Олень остался на месте, с интересом поглядывая на меня. Изменилось не многое. Дверь шкафа была открыта, а я ее всегда хорошо закрывал, чтобы не пробрались мыши. Пустая кожаная сумка немного выглядывала из-под койки, а на дверной ручке с внутренней стороны двери был пепел. Я отогнул доску рядом со шкафом и просунул в дыру руку. Нащупав пистолет и пояс с деньгами, я вздохнул с облегчением. Потом сел на стул и попытался представить, что он мог подумать.
Сумка рассказала ему, что я здесь был, но тот факт, что ни денег, ни наркотиков, ни других вещей в ней не оказалось, поведал ему, что, возможно, я покинул это место, раздобыв себе более практичный рюкзак или что-нибудь в этом роде. После этого он засунул руку в печь, чтобы узнать, теплый ли пепел, и получить представление о том, на много ли я его опережаю.

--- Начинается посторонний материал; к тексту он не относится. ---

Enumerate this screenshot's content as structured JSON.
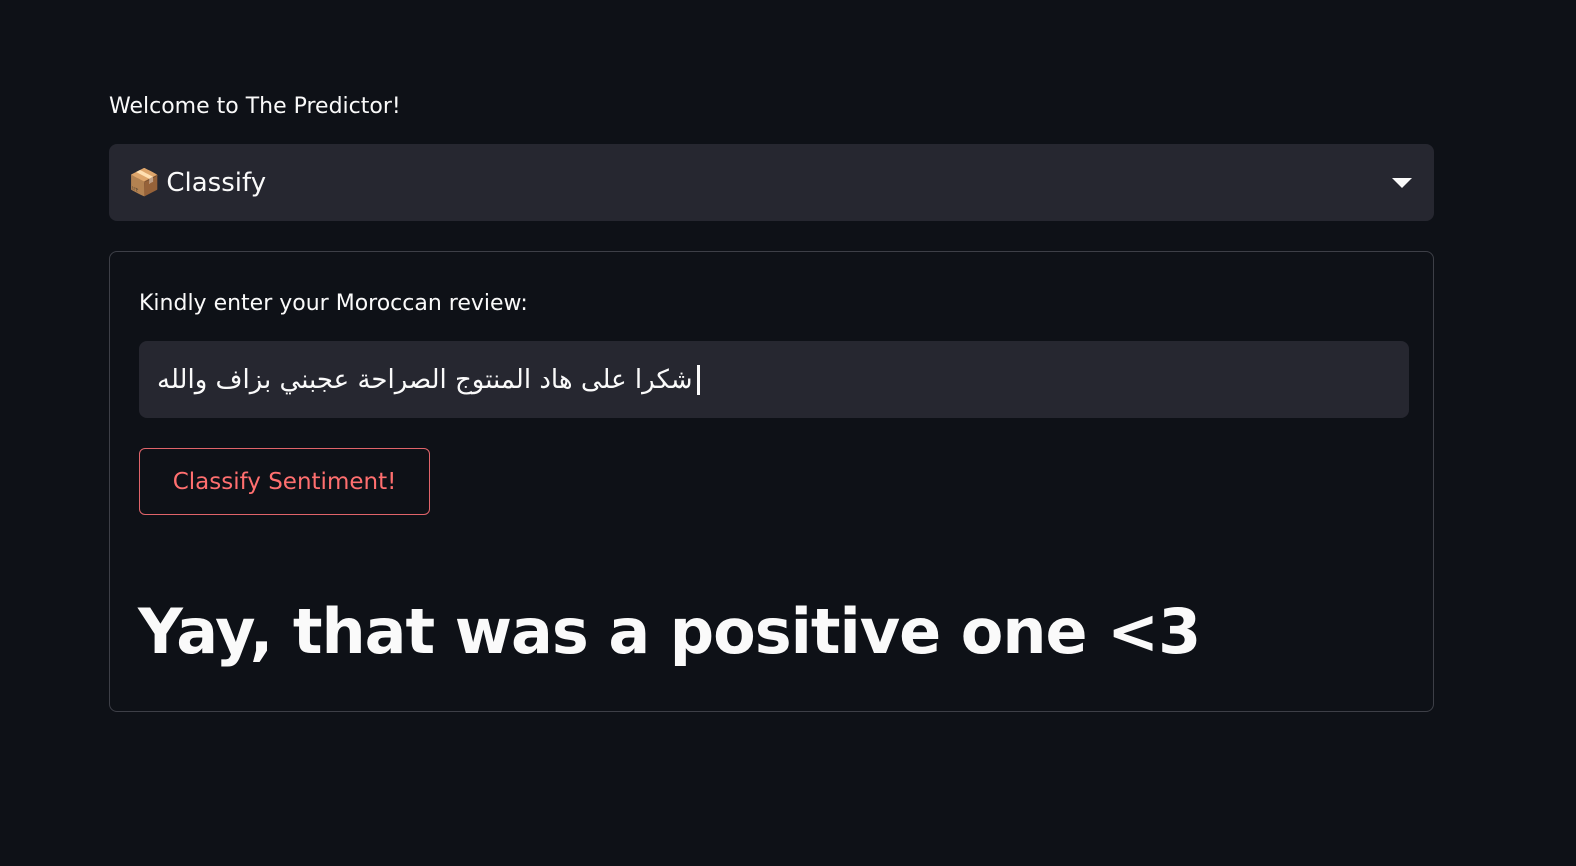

Вот настолько я сумел проследить его мысли. Что дальше? Поехал ли он вслед за мной, не зная, куда я отправился и как покинул Косунд? Или же он спрятался где-нибудь поблизости и ждет, не вернусь ли я обратно? Но разве в таком случае он не вел бы себя более осторожно и не спрятал бы следы своего пребывания, чтобы я почувствовал себя в безопасности? Или, постойте-ка, теперь мне подумалось, что очевидные следы его пребывания в хижине должны были означать, что он уехал, и именно этого эффекта он и хотел достичь!
Черт.
Я схватил бинокль. Обвел взглядом всю линию горизонта, знакомую теперь до мельчайших деталей. Я искал что-нибудь, что было не так, как прежде. Вглядывался. Концентрировался.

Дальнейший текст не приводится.